年間棚卸回数をお聞きすれば、業界平均との原価率の差がわかります。棚卸を年1回の決算時にしかやっていなければ、ズレてくるのは当然です。

やはり原価率にシビアなのは飲食業です。毎月必ず行います。それに想定原価率との差が大きければやり直しです。原価1%の差が大きな利益の差になることをご存知だからです。

他の業種で見ると甘いです。それになぜ棚卸が必要なのか知らない方もおられます。一度、なぜ棚卸が必要なのか説明する必要があると思います。

毎月棚卸をしないと原価を出せないことを教えてあげて下さい。仕入れた金額が原価ではないです。

それと在庫を少なくすると会社としてはなぜ良いのかも教えてあげて下さい。実際、自分が経営者の立場になればわかることです。在庫としてお金を眠らせることはしないはずです。

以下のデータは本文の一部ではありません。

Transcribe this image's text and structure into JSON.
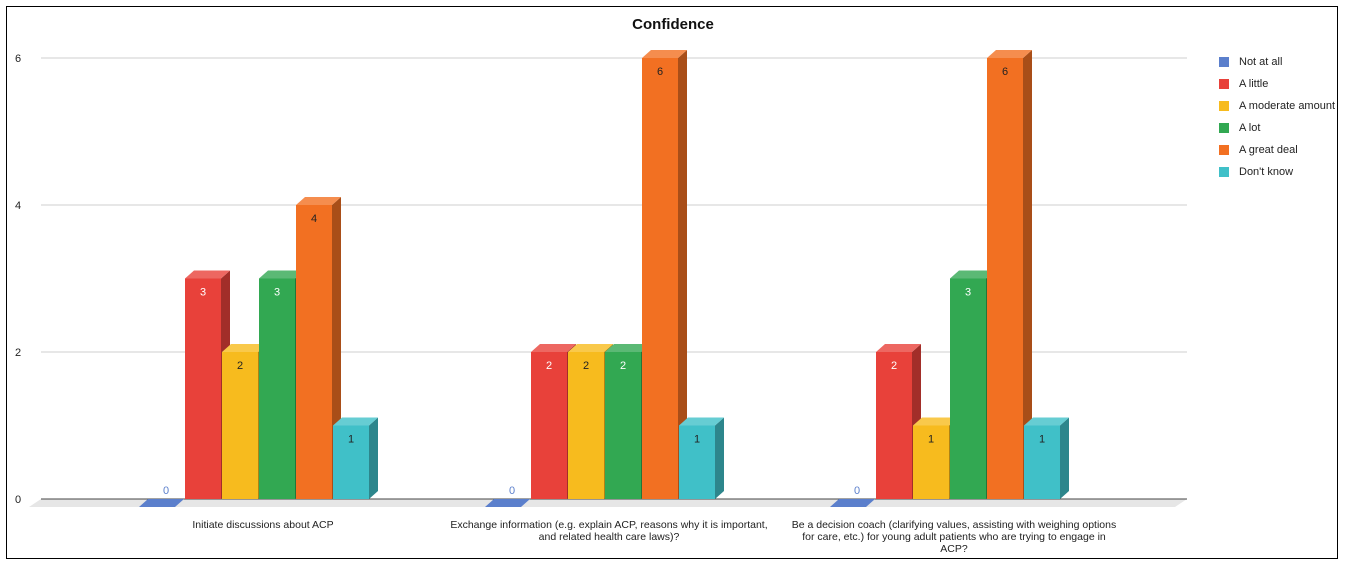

棚卸に入る前にこう言ったことを教える場が必要だと感じています。ただ単に、棚卸をしなさい、やって下さいと言っても伝わっていないように思います。

後大事なのは、いつまでに提出するのか、日にちだけでなく、時間まで指定することです。だらだらとやっていては意味がないです。月末に棚卸をやるのであれば、その日中に提出か、1日の午前中までに出せるようにすることです。

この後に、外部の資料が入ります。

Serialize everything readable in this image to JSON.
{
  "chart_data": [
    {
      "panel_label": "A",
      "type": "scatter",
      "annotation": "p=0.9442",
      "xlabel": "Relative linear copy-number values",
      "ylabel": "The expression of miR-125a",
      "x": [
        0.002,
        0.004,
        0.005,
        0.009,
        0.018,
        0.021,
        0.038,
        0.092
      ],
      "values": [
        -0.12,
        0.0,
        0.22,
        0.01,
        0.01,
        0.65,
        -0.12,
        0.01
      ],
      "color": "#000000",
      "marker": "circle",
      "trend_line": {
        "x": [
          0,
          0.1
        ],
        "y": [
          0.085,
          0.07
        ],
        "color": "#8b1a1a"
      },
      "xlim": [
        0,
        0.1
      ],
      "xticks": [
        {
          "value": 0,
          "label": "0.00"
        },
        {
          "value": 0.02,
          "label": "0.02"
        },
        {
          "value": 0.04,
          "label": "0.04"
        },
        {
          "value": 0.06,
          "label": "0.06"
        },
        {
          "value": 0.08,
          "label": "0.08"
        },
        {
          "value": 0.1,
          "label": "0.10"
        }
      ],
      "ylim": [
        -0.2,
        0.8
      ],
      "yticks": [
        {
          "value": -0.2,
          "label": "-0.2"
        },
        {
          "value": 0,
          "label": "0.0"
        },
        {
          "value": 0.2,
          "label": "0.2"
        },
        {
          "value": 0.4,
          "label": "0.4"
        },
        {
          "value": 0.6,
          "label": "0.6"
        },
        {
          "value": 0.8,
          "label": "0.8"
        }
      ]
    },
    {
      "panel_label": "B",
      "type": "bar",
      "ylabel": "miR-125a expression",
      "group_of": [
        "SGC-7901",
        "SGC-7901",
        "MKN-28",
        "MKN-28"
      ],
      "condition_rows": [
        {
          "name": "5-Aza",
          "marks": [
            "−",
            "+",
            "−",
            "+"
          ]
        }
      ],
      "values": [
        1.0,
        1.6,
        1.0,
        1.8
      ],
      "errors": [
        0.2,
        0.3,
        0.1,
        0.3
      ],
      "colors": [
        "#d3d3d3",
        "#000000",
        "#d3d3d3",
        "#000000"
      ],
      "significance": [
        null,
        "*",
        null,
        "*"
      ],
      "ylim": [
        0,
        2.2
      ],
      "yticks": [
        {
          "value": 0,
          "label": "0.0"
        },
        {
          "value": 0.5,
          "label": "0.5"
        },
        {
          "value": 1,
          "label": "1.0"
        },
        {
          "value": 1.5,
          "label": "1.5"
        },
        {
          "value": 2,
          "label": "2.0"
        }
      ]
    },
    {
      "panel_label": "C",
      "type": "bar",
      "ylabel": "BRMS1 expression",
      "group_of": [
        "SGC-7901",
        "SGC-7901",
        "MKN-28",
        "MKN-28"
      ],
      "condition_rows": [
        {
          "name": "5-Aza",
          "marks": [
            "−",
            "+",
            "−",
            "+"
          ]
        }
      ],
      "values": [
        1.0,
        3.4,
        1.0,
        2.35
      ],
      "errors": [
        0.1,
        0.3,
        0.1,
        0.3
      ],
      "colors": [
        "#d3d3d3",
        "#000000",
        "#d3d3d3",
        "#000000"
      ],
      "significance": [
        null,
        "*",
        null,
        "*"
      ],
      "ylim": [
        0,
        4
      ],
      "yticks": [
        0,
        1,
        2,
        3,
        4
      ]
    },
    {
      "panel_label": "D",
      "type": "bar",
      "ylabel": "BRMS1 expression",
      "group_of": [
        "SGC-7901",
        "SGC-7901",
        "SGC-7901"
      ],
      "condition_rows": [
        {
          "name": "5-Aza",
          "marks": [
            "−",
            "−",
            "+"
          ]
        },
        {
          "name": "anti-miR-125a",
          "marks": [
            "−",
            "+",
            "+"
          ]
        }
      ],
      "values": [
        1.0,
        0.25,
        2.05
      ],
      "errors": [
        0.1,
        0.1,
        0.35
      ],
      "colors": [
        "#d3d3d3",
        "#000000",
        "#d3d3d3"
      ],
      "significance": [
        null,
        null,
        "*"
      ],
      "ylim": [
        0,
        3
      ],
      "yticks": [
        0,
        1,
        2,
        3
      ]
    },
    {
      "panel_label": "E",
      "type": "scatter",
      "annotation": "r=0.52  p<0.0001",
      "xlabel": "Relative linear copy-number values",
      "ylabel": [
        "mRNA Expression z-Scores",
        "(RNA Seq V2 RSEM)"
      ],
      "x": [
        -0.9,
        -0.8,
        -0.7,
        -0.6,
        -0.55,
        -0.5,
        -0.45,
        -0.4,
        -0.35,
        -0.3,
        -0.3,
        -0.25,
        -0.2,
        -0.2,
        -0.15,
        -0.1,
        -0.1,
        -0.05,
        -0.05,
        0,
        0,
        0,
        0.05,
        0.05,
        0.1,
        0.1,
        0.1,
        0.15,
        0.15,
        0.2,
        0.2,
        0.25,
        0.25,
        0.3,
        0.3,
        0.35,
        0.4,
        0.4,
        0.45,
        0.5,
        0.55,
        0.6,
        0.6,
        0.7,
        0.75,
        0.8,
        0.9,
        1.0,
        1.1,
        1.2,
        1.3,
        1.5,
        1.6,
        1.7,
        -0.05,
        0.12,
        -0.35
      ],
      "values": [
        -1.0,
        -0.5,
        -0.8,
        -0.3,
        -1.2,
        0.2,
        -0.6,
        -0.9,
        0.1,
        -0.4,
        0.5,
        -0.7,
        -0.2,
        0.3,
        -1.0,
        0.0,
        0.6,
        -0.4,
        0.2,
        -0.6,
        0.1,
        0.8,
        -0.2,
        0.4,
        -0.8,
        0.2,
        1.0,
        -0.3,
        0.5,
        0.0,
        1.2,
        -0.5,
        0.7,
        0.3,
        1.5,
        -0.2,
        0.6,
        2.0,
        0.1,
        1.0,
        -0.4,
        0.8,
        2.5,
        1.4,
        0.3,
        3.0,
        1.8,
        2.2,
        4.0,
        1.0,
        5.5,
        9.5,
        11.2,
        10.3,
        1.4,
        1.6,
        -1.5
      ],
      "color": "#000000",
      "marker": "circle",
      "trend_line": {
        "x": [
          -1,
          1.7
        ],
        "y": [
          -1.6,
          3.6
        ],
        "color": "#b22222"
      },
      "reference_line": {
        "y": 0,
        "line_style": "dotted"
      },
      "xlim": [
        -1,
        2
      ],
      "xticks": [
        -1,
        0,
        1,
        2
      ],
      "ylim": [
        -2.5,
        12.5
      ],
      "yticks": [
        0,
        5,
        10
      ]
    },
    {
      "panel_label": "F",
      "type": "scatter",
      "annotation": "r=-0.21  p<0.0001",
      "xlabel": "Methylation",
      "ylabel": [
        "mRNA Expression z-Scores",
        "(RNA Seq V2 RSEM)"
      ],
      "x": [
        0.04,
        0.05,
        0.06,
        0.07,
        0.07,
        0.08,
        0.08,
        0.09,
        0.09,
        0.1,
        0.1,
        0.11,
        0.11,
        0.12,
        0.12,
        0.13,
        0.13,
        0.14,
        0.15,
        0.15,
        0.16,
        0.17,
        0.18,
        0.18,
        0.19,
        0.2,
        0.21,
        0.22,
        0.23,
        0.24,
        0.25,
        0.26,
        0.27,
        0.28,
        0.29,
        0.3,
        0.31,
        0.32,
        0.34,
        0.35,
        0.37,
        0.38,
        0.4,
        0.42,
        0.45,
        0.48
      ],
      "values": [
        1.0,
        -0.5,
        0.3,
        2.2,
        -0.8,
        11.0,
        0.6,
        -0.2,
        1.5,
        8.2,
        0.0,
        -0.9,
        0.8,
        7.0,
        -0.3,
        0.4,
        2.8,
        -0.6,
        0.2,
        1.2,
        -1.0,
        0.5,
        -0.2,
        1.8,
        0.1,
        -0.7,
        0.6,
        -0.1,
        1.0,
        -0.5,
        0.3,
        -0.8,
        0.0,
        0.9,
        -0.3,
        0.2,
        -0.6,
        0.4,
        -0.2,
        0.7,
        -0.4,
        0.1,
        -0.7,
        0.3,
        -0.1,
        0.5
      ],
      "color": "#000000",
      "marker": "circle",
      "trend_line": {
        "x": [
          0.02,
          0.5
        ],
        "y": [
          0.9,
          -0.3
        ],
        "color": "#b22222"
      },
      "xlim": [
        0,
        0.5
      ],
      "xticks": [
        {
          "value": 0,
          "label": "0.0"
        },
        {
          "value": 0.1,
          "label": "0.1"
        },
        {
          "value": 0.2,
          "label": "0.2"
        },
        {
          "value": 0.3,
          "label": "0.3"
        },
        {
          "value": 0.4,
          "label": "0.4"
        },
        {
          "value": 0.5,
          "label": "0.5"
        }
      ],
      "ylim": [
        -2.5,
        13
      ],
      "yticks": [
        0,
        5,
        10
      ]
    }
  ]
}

また、毎月の棚卸金額を把握し、何が多いのかもチェックできる力を付けることが大切です。管理職の要件としても棚卸の正確性を入れても良いのではとも思います。

もう一つ、棚卸には大きな意味があります。それは、大掃除です。日を決めないとなかなかできないものです。だから棚卸の日は、大掃除の日にして、1ヶ月間使用しなかったものは倉庫に仕舞うか、捨てることです。

資材置き場が綺麗でないところは相対的に原価高です。無駄なものを持たない、作らないことが大事です。

この前とある飲食業のオーナーさんのお話を聞いているとこんな話が出てきました。「私が社長に就任して最初にしたことは、大きな冷蔵庫が2台あったので、1台使えないように処分しました。」とおっしゃいます。

おそらくこのことだけでかなりの原価低減につながったはず。在庫を持てるスペースを持つことが原価高騰につながります。

理想は、在庫のそのものも減らさないといけませんが、在庫スペースもできれば小さくしていくことです。

新年度がスタートします。在庫の整理を思いっきり行って下さい。